I suspect boost::optional's get_value_or was deprecated because it is unsafe if an rvalue is passed as the default parameter. However, it is occasionally useful to be able to reference the optional value or a default alternative.
Is the following safe?
template<typename T>
T const& get_reference_or(boost::optional<T> const& opt, T const& alt)
{
if (opt) return opt.get();
else return alt;
}
template<typename T>
T const& get_reference_or(boost::optional<T> const&, T&&) = delete;
As written, your code has problems with type deduction, because T is deducible from both arguments.
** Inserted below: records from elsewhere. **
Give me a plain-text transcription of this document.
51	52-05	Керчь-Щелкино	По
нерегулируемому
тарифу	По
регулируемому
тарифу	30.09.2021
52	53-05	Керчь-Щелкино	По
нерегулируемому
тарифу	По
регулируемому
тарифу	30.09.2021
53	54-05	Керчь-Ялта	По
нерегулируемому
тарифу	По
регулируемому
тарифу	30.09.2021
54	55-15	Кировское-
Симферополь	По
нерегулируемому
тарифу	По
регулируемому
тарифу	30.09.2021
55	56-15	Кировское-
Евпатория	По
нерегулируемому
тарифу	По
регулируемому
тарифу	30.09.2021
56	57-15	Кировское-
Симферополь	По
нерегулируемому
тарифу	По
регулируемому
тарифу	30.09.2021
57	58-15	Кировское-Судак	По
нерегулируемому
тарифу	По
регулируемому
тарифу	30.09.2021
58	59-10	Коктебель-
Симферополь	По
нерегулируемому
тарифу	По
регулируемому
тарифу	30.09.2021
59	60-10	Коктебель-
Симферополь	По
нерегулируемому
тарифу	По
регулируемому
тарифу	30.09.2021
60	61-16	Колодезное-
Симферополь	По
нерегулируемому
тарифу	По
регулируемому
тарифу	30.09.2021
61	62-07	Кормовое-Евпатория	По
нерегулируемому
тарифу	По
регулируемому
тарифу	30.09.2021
But suppose you actually made T only deducible from the optional:
template <class T>
struct NonDeducedHelper { using type = T; };
template <class T>
using NonDeduced = typename NonDeducedHelper<T>::type;
template<typename T>
T const& get_reference_or(boost::optional<T> const& opt, NonDeduced<T> const& alt)
{
if (opt) return opt.get();
else return alt;
}
template<typename T>
T const& get_reference_or(boost::optional<T> const&, NonDeduced<T>&&) = delete;
Then, the code is almost safe, since when a non-const rvalue is used as the default for get_reference_or, it will attempt to use the deleted overload and fail to compile. However, to be 100% safe, you should also delete the overload for const rvalues:
template<typename T>
T const& get_reference_or(boost::optional<T> const&, NonDeduced<T> const&&) = delete;